Meta announced Tuesday it is officially ending news availability for all Canadian users within a few weeks.
“In order to provide clarity to the millions of Canadians and businesses who use our platforms, we are announcing today that we have begun the process of ending news availability permanently in Canada,” said Rachel Curran, head of public policy for Meta Canada.
The move means Canadians will no longer be able to share or view content posted by news organizations.
That includes public broadcasters like the Canadian Broadcasting Corporation (CBC) and independent outlets like NB News Now.
Paul Deegan, president of News Media Canada, said in a statement that the move will harm user experience and devalue Facebook’s platform.
“Without access to real fact-based news created by real journalists, Facebook will become far less attractive to users and advertisers,” he said.
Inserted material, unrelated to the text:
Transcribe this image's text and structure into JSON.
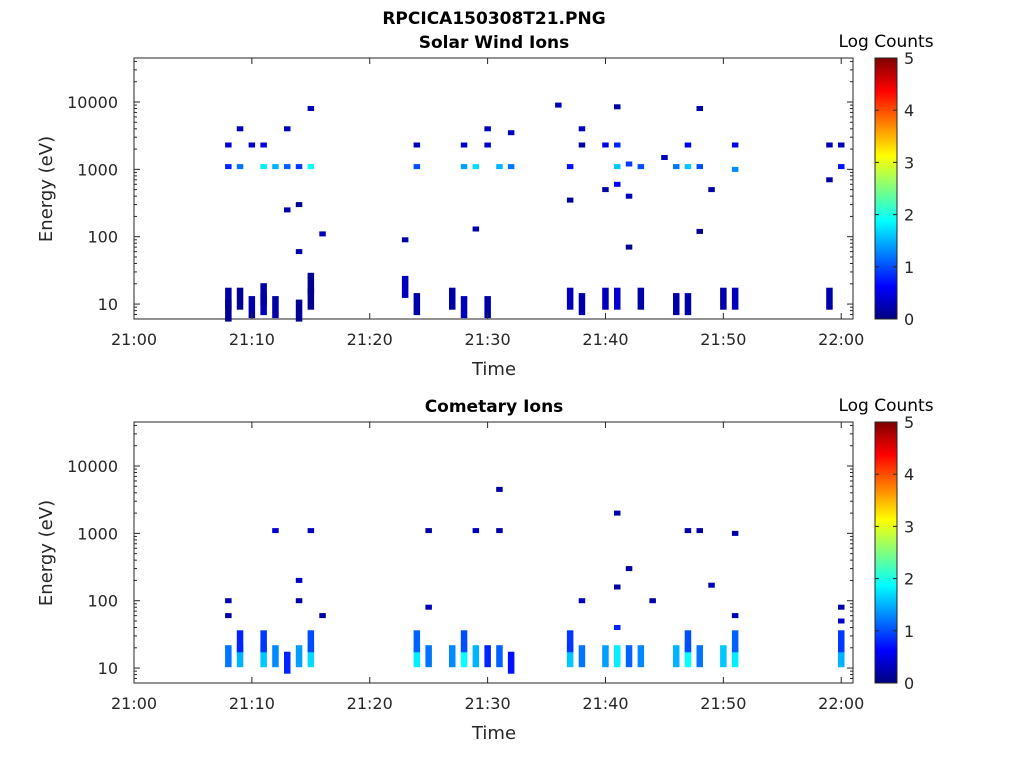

“We expect more and more advertisers and their agencies will begin pulling advertising from the platform in response to this unilateral, undemocratic, and unreasonable move.”
Meta’s decision is in response to Bill C-18, a piece of federal legislation known as the Online News Act expected to come into full effect by January.
It requires companies like Google and Meta to compensate Canadian news outlets for the content shared on their respective platforms.
“Google and Facebook earn 80 per cent of all digital advertising revenue in Canada. Meanwhile, hundreds of newsrooms have closed,” said Canadian Heritage Minister Pascale St-Onge in a statement.
“A free and independent press is fundamental to our democracy, and Canadians expect tech giants to follow the law in our country.”